• Pain · Jan 1990

    Case Reports

    Central post-stroke pain--somatosensory evoked potentials in relation to location of the lesion and sensory signs.

    • H Holmgren, G Leijon, J Boivie, I Johansson, and L Ilievska.
    • Department of Clinical Neurophysiology, University Hospital, LinköpingSweden Department of Neurology, University Hospital, LinköpingSweden Department of Radiology, University Hospital, LinköpingSweden.
    • Pain. 1990 Jan 1; 40 (1): 43-52.

    AbstractSomatosensory evoked potentials (SEPs) were studied in 27 patients with central post-stroke pain and in 19 controls.
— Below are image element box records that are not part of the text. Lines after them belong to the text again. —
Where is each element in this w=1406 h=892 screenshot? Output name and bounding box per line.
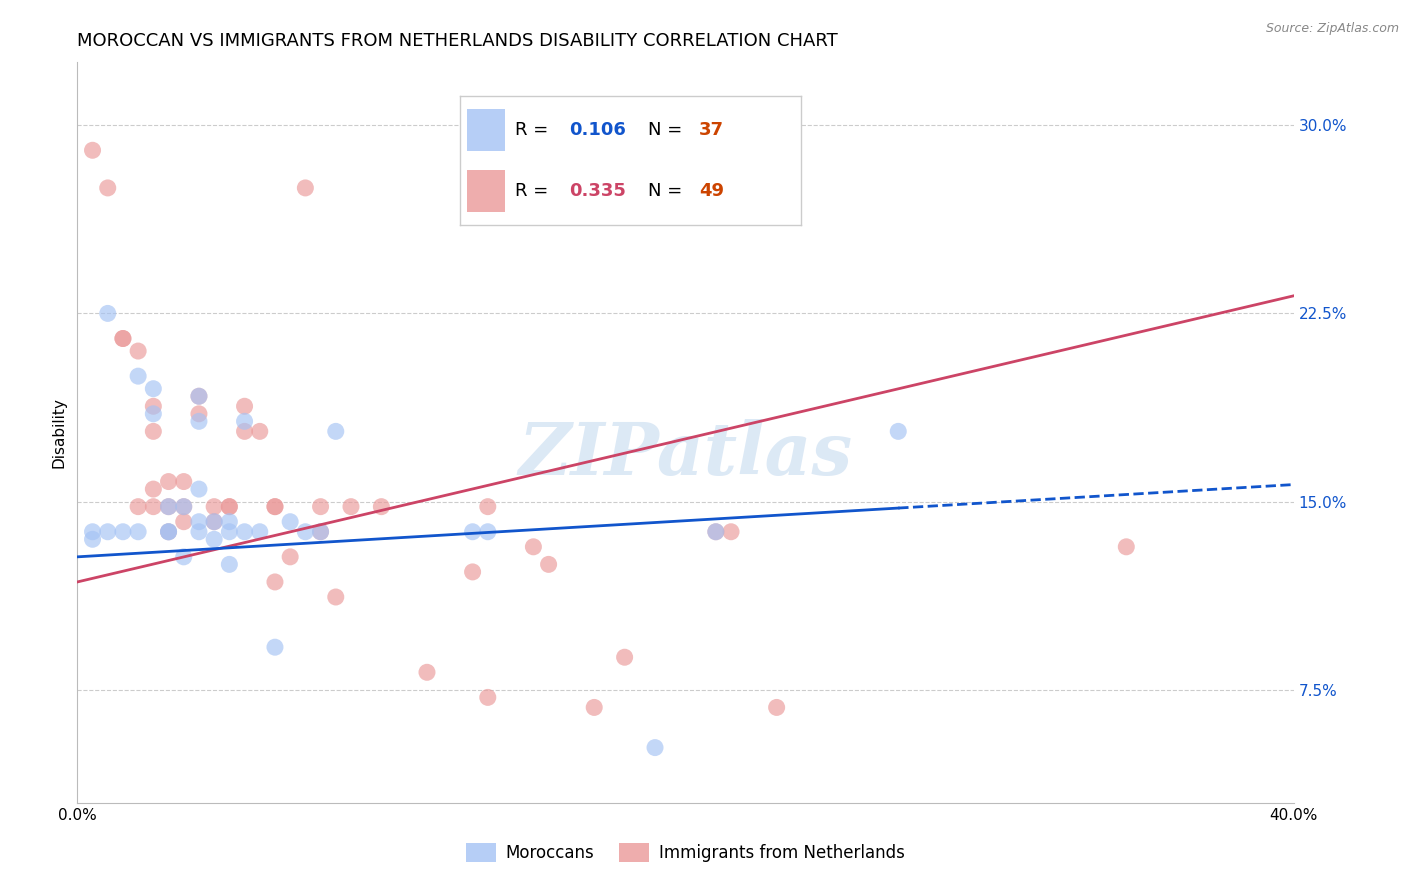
Point [218,558,240,572]
Point [325,425,347,439]
Point [97,306,120,320]
Point [173,500,195,514]
Point [249,524,271,539]
Point [675,143,697,157]
Point [537,181,560,195]
Point [173,515,195,529]
Point [370,500,392,514]
Point [264,500,287,514]
Point [583,700,606,714]
Point [704,524,727,539]
Point [127,369,149,384]
Point [188,414,211,428]
Point [218,500,240,514]
Point [233,399,256,413]
Point [97,181,120,195]
Point [264,640,287,655]
Point [202,515,225,529]
Point [188,389,211,403]
Point [142,382,165,396]
Point [644,740,666,755]
Point [477,500,499,514]
Point [537,558,560,572]
Point [325,590,347,604]
Legend: Moroccans, Immigrants from Netherlands: Moroccans, Immigrants from Netherlands [458,836,912,869]
Point [188,515,211,529]
Point [142,500,165,514]
Point [188,482,211,496]
Point [157,475,180,489]
Point [477,524,499,539]
Text: Source: ZipAtlas.com: Source: ZipAtlas.com [1265,22,1399,36]
Point [294,524,316,539]
Point [477,690,499,705]
Point [188,524,211,539]
Point [127,344,149,359]
Point [704,524,727,539]
Point [202,500,225,514]
Point [765,700,787,714]
Text: MOROCCAN VS IMMIGRANTS FROM NETHERLANDS DISABILITY CORRELATION CHART: MOROCCAN VS IMMIGRANTS FROM NETHERLANDS … [77,32,838,50]
Point [111,524,134,539]
Point [887,425,910,439]
Point [416,665,439,680]
Point [82,524,104,539]
Point [461,565,484,579]
Point [264,500,287,514]
Text: ZIPatlas: ZIPatlas [519,419,852,491]
Point [218,524,240,539]
Point [157,500,180,514]
Point [173,549,195,564]
Point [1115,540,1137,554]
Point [522,540,544,554]
Point [82,533,104,547]
Point [127,500,149,514]
Point [720,524,742,539]
Point [278,549,301,564]
Point [142,425,165,439]
Point [233,425,256,439]
Point [309,500,332,514]
Point [173,500,195,514]
Point [82,143,104,157]
Point [309,524,332,539]
Point [218,500,240,514]
Point [233,524,256,539]
Point [142,407,165,421]
Point [340,500,363,514]
Point [111,331,134,345]
Point [218,515,240,529]
Point [613,650,636,665]
Point [264,574,287,589]
Point [233,414,256,428]
Point [188,389,211,403]
Point [157,500,180,514]
Point [278,515,301,529]
Point [142,399,165,413]
Point [249,425,271,439]
Point [127,524,149,539]
Point [157,524,180,539]
Point [157,524,180,539]
Point [202,515,225,529]
Point [97,524,120,539]
Point [202,533,225,547]
Point [309,524,332,539]
Point [294,181,316,195]
Point [142,482,165,496]
Point [157,524,180,539]
Point [173,475,195,489]
Point [461,524,484,539]
Point [188,407,211,421]
Point [111,331,134,345]
Y-axis label: Disability: Disability [51,397,66,468]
A scoring system for SEP was used, in which increasing abnormalities rendered increasing scores. SEPs evoked by electrical stimulation of the median and tibial nerves were compared to perception thresholds for touch, vibration, innocuous and noxious temperature. All patients had reduced temperature sensibility, while the threshold for touch and vibration was abnormal in only 52% and 41%, respectively. Decreased touch and vibration sensibility had a high correlation with high SEP scores, while no correlation was found between reduced temperature sensibility and SEP. The patients with thalamic lesions had the most severely affected SEPs, the ones with lower brain-stem lesions were the least affected. The results support the notion that the SEP is dependent on the lemniscal pathways and that lesions of the spinothalamic pathways are crucial for the development of CPS.